Playing Pocket Pairs and Sets in No Limit Hold’em

The Tip Top Fox explores the basics behind playing pocket pairs and flopped sets in No Limit Texas Hold’em

Pocket pairs are some of the best hands in poker. The top five premium hands in the game are all pocket pairs. However, playing pocket pairs is not always straightforward. The smaller the pair, the trickier it can be to play. There are several perils and pitfalls that await newcomers to the game when it comes to playing pocket pairs. Tip Top Fox explores some of the best ways to realise your equity when playing these hands.

Exploring Equity

Equity in poker relates to the portion of the pot a player can win based on the likelihood they win the hand. This comes down to percentages. Let’s take pocket aces as an example.

Aces are an 85% pre-flop favourite over two random cards. While this figure will change depending on your opponents’ exact pre-flop holdings – dropping to 80% versus another pocket pair and increasing to 88% versus a hand like ace-king – in general, it means aces should win a little over four times out of five.

So, if you raised with aces preflop and got a caller from a player with a hand like jacks or tens, you would have 80% pot equity before the flop. If there was $100 in the pot, your pot equity would be $80. Of course, if you win the hand you will receive 100% of the pot. However, if you lose you will win zero. This figure of $80 just helps you realise your equity – i.e. aid you in working out what percentage of the time you will win. This will tell you how much you stand to gain or lose depending on the result.

Playing Pocket Pairs

Pocket pairs are important starting hands in NLHE. The best three starting hands in the game – A-A, K-K, and Q-Q – are all pairs. The odds of being dealt any pair are 17 to 1. The odds of being dealt any specific pair are 220/1.

Pocket pairs have some of the best equity versus two random cards in poker. However, that does not mean you should be calling or raising all pairs from all positions at the table.

Small pocket pairs play less well than big ones. This means they also have less equity against other hands; your chances of winning the pot come the river with pocket twos is less than your chances of winning with pocket aces.

Pairs can be divided into three categories; Big pairs (AA – QQ); Medium pairs (JJ – 99); Small pairs (88-22).

Big pairs are some of the best possible preflop hands. To play them optimally it’s best to play them aggressively, either with a raise, or a re-raise. As previously mentioned, a player holding A-A has around 85% equity to beat any other two cards if they go all-in preflop (apart from another A-A, obviously).

Medium pairs are good hands. While it is usually correct to raise them preflop, this can depend greatly on your position and the action before it gets to you. Medium pairs do not play as well as big pairs post-flop. The smaller the pair, the greater the likelihood of overcards hitting the flop, meaning it can often be difficult to tell if you have the best hand. The later your position at the table, the easier it is to play your hand. As a general rule of thumb, the smaller the pair, the later your position needs to be to play optimally.

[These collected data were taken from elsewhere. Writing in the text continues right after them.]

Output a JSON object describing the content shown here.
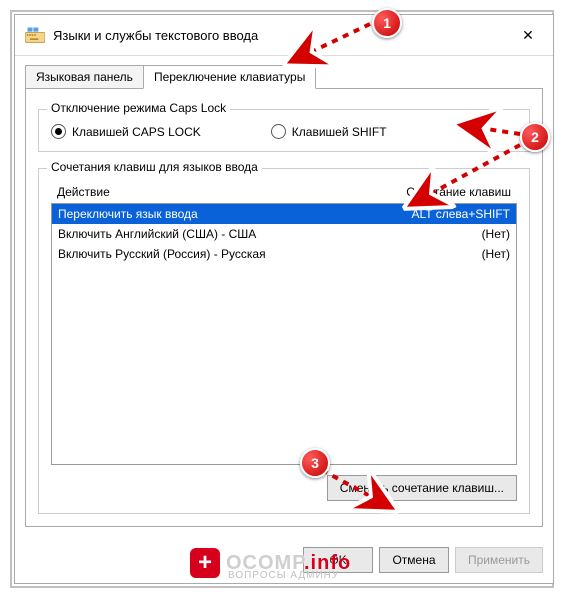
{
  "title": "Языки и службы текстового ввода",
  "close_glyph": "✕",
  "tabs": {
    "language_bar": "Языковая панель",
    "keyboard_switch": "Переключение клавиатуры"
  },
  "capslock_group": {
    "legend": "Отключение режима Caps Lock",
    "caps_label": "Клавишей CAPS LOCK",
    "shift_label": "Клавишей SHIFT"
  },
  "hotkeys_group": {
    "legend": "Сочетания клавиш для языков ввода",
    "header_action": "Действие",
    "header_combo": "Сочетание клавиш",
    "rows": [
      {
        "action": "Переключить язык ввода",
        "combo": "ALT слева+SHIFT"
      },
      {
        "action": "Включить Английский (США) - США",
        "combo": "(Нет)"
      },
      {
        "action": "Включить Русский (Россия) - Русская",
        "combo": "(Нет)"
      }
    ],
    "change_button": "Сменить сочетание клавиш..."
  },
  "footer": {
    "ok": "OK",
    "cancel": "Отмена",
    "apply": "Применить"
  },
  "callouts": {
    "c1": "1",
    "c2": "2",
    "c3": "3"
  },
  "watermark": {
    "main": "OCOMP",
    "suffix": ".info",
    "sub": "ВОПРОСЫ АДМИНУ"
  }
}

Small pairs are tricky hands to play. In general, it’s best to treat them with caution. Often it’s correct to fold them preflop (if facing a sizable raise) a large percentage of the time. Their value lies mainly in their set mining potential, and players should try and see a flop cheaply, if possible.

Flopping a Set

A ‘set’ is when a player is holding a pair and one of the two remaining cards flops to give them three of a kind. The chance of flopping a set is one of the main reasons players try to see flops cheaply with small pairs. The chance of flopping a set is around 12% – roughly one time in seven for odds 7-1.

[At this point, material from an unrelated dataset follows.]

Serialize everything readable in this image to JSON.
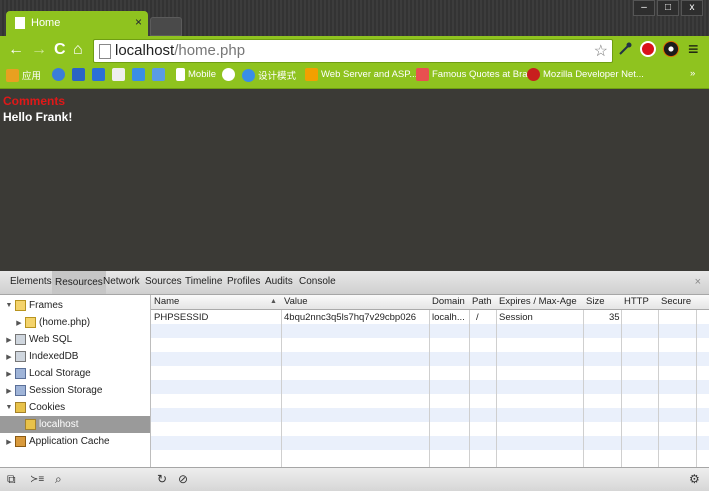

Sets are extremely strong hands in NLHE, with the added advantage of being hard for an opponent to spot. This can often lead to winning a big pot. However, when set mining it is important to understand implied odds – the amount a player stands to win if they hit their hand.

While the odds of hitting a set are 7-1, you need to win more than seven times the size of the pre-flop bet. This is to make up for all the times you don’t hit your set and fold.

In general, you need implied odds of around 15-1 to make set mining profitable. That means if you were playing in a $0.50/$1 cash game and an opponent had raised to $2 they would need to have at least $30 in their stack to make your call profitable.

This takes into account the fact that you are going to miss the flop 88% of the time. The earlier your position, the more implied odds you need to make calling profitable. Implied odds of 20 or 25-1 are preferable if playing out of position as you may well have to fold an unimproved small pair to sustained aggression.

Even if you hit your set, you might not get paid. Your opponent could miss with a hand like ace-king or ace-queen and fold. Even if your opponent has a big pair, or has flopped top pair, top kicker with a hand like ace-king, there is still the chance that they hit a higher set or some other favourable flush/straight runout. That’s why it’s important to take into consideration your opponent’s stack size relative to the blinds. This ensures you are getting the correct implied odds to hit your set.